Stumping for Social Security
From Kathleen Hays
NEW YORK (CNN) -- The hard sell has begun, as President Bush takes to the road to champion the centerpiece of his State of the Union address.
"It's a novel way of saying to young workers, we understand whose money we are spending, and two, we want you to be able to have more security in your retirement and that is to allow younger workers to take some of their own payroll taxes and set aside in what is called a personal retirement account," Bush said Thursday.
The White House is providing some details of a concept the president has championed for years:
The plan would not affect people 55 and older.
Right now workers pay a payroll tax of 12.4 percent for Social Security, half of which comes from the employer. Under the new plan, younger workers could choose to divert a third to a private investment account.
Only a limited menu of federally approved, relatively conservative, stock and bond funds would be allowed.
Supporters say the biggest plus is the chance to ride the stock market higher and earn better returns than the government would earn on the same Social Security money.

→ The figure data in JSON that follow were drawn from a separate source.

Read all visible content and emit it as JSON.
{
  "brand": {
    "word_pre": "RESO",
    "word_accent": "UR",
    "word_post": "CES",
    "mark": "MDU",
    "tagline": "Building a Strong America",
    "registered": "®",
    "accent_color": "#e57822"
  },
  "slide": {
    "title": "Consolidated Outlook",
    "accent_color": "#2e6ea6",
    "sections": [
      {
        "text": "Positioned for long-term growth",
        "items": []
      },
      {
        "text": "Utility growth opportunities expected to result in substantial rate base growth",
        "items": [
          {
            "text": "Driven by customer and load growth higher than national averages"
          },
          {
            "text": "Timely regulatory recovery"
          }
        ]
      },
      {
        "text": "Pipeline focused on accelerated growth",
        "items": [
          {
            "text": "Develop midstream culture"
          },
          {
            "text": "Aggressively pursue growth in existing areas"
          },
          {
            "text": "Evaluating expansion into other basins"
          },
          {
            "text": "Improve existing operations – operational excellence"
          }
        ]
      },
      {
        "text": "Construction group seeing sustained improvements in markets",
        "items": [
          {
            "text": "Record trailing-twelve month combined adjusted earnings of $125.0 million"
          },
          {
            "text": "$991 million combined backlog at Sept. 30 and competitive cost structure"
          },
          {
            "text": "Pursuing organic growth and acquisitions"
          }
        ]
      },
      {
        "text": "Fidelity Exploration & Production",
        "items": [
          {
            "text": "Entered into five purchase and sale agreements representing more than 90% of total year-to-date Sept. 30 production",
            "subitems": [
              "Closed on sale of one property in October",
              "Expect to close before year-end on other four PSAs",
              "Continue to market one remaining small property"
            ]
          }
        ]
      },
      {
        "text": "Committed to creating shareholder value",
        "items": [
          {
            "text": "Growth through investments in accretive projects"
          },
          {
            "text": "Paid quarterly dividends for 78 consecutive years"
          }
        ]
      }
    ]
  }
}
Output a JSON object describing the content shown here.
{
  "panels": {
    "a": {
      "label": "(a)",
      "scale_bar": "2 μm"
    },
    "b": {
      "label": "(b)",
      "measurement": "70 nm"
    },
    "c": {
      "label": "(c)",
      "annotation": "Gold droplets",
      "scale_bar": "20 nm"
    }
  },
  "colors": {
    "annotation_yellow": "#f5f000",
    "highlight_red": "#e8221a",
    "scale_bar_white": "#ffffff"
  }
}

"Over time, you're going to get somewhere between 5 percent and 8 percent compared to the little over 1 percent that Social Security gets. The real key here is to give our young people who don't believe there will be any Social Security there for them to give them a chance to be able to save for their own retirement," Sen. Orrin Hatch, R-Utah, says.
One of the biggest objections raised over personal accounts is that stock market investments are risky, that's why the returns are higher.
Wall Street brokerage firm Goldman Sachs says retiring at the wrong point in the stock market's recent cycle could have cut the returns for personal account holders by more than one third.
And personal accounts would take a lot of money out of the benefit pool -- the White House puts that amount at $800 billion over 10 years; others say the trust fund would be out more than $2 trillion.
"The fact is though," says Sen. Jon Corzine, D-New Jersey, "those are still going to have to get funded. It's going to pull financial resources out of the Social Security trust fund that are not going to be available for guaranteed benefits."
No matter how personal accounts perform, they don't solve the basic funding problem of Social Security. Benefits are growing over time as more people retire and there are not as many younger workers to pay taxes that fund benefits for retirees.